You have your new house under contract at a great price and now need to arrange for a mortgage. Your bank may offer you the option of paying “points” in exchange for a lower interest rate. So, what exactly are points? Furthermore, when should you consider paying them?
A mortgage point is simply 1% of the loan amount. For example, if the mortgage is $300,000, one point would be $3,000. In exchange for paying the lender $3,000 up front, you will receive a lower interest rate (typically one-eighth or one-quarter percentage point lower) during the term of the loan. Let’s look at an example of how this works and how to determine if paying points might be beneficial.
In this example, assume that the purchase price of the home is $300,000 and the bank is willing to lend you $270,000 for 30 years at an interest rate of 4.5%. Alternatively, the bank also gives you the option to pay one point in exchange for a lower interest rate of 4.25%. Which offer makes the most sense? As we will see, it depends.
Begin by considering the initial offer of a $270,000 mortgage for 30 years at a 4.5% interest rate. With this mortgage your monthly payment would be $1,368 and the loan would be completely paid off in 30 years.
Next, determine what the monthly payment would be if you were to pay the points. In this case, you would pay one point at a cost of $2,700 (1% of the $270,000 mortgage amount) up front. The initial loan amount would be $270,000, but the interest rate would be 4.25% for 30 years instead of 4.5%. As a result, the monthly payment would be $1,328 instead of $1,368.
Now what? Paying $2,700 up front in points will save you $40 per month. Next, consider the “payback period” which is simply the number of months it will take to recoup the $2,700 you paid up front.
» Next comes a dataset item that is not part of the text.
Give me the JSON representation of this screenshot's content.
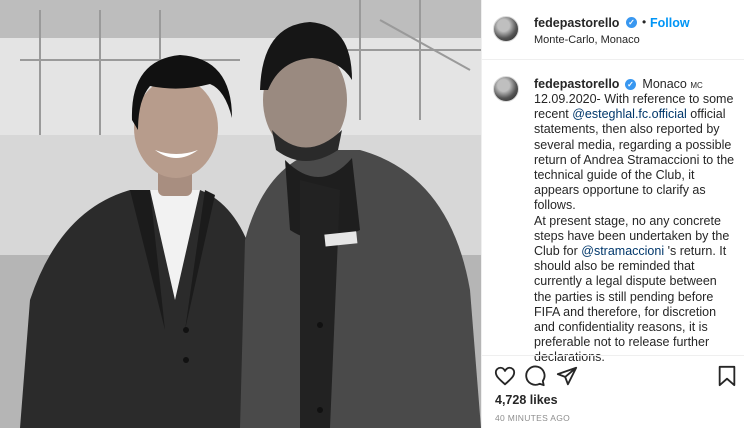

In this example, it is 67.5 months ($2,700 divided by $40), or approximately five and one-half years. Therefore, if you expect to move again in less than five and one-half years, you will not have adequate time to recover the money you paid in points. However, if you plan to remain in the home for a longer period of time, paying points would make sense.
Of course, there are other considerations to keep in mind. Even if you plan to live in the home longer than the payback period, you may have better uses for the money you would pay in points. You could use the money to fund the down payment, which would be particularly beneficial if the extra down payment results in the avoidance of mortgage insurance. You could also use the money to pay for needed repairs or put it into an “emergency” fund.
Mortgage points are an important, but sometimes confusing, concept to understand when considering your financing options. Just remember that the key factors to consider when deciding whether or not to pay points are the amount you will save each month and how long you anticipate living in the home. If you anticipate living in the home longer than the payback period, then paying points may be a wise decision.